Within the last decade, a great deal of research has demonstrated that students with learning disabilities have difficulties in detecting and manipulating phonemes (Bender & Larkin, 2003; National Reading Panel, 2001). In some ways, this line of research may ultimately prove to be the driving force behind research on learning disabilities, because researchers have suggested that difficulties in phoneme awareness and phoneme manipulation skills may be the foundational cause of almost all subsequent learning disabilities (Bender & Larkin, 2003; Chard & Dickson, 1999; Kame'enui, Carnine, Dixon, Simmons, & Coyne, 2002; Lyon & Moats, 1997). Research has shown that many children with reading disabilities do demonstrate significant deficits in their ability to detect and manipulate phonemes (National Reading Panel, 2001; Sousa, 2005). Clearly, if a child with a learning disability cannot detect differences in speech sounds, and manipulate these differences in sounds, that child will experience a significant deficit when trying to detect different sounds that are represented by different letters. Difficulty in such letter interpretation can result in significant subsequent reading disabilities.
Researchers in learning disabilities have used the terms phonemic awareness or phonemic manipulation to represent this ability to detect and manipulate discrete speech sounds, independent of manipulation of letters. Although different researchers identify slightly different types of phonemic manipulation skills, Bender and Larkin (2003) specified 10 skills that serve as the basis for phonemic manipulation:
- Detecting rhyming sounds
- Recognizing the same initial sound in words
- Isolating initial sounds
- Categorizing onsets and rimes (An onset is the first sound in a word, and a rime is the rhyming sound that forms the end of the syllable.)
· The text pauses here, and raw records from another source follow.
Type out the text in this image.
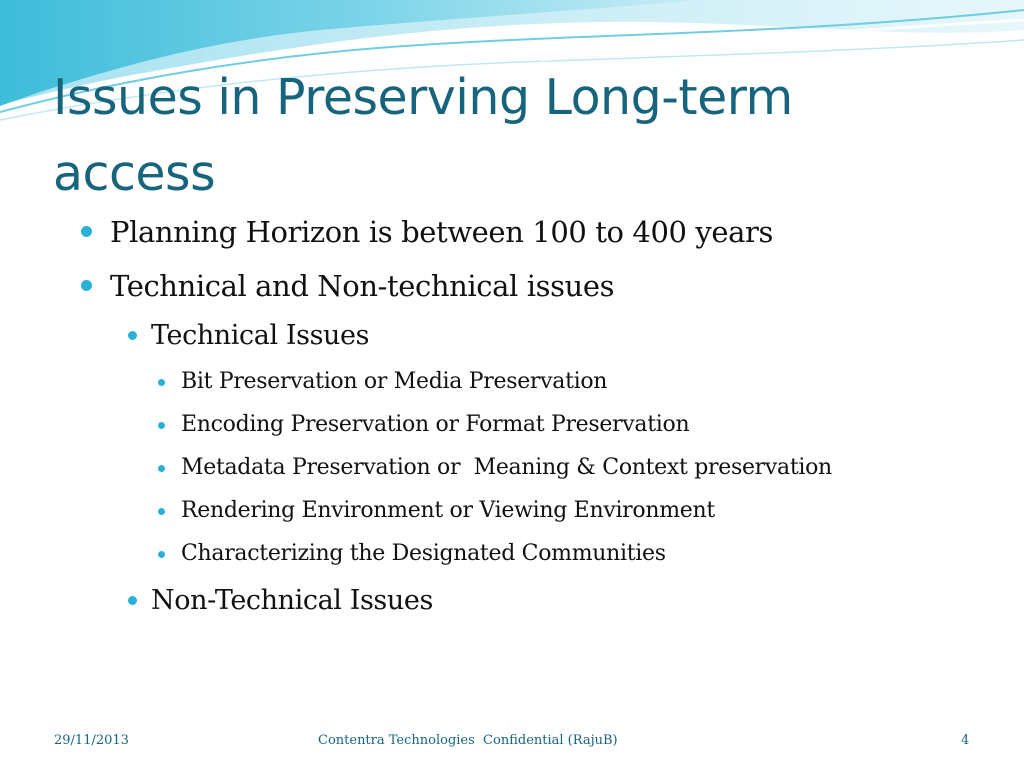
Issues in Preserving Long-term access
Planning Horizon is between 100 to 400 years
Technical and Non-technical issues
Technical Issues
Bit Preservation or Media Preservation
Encoding Preservation or Format Preservation
Metadata Preservation or  Meaning & Context preservation
Rendering Environment or Viewing Environment
Characterizing the Designated Communities
Non-Technical Issues
29/11/2013	Contentra Technologies  Confidential (RajuB)	4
- Isolating middle/ending sounds
- Blending sounds into words
- Segmenting or dividing sounds within words
- Phoneme addition
- Phoneme deletion
- Phoneme substitution
Many research efforts have investigated phonemic problems as the primary basis for learning disabilities. The research on phonemic instruction has been summarized by Kame'enui and others (2002). There is a strong emphasis on the converging consensus that phoneme-based instruction is an essential skill in reading and a major problem for many students with learning disabilities.
Based on this growing consensus, researchers have offered various instructional strategies to strengthen phonemic skills (Bos, Mather, Silver-Pacuilla, & Narr, 2000; Chard & Dickson, 1999; Chard & Osborn, 1999; National Reading Panel, 2001).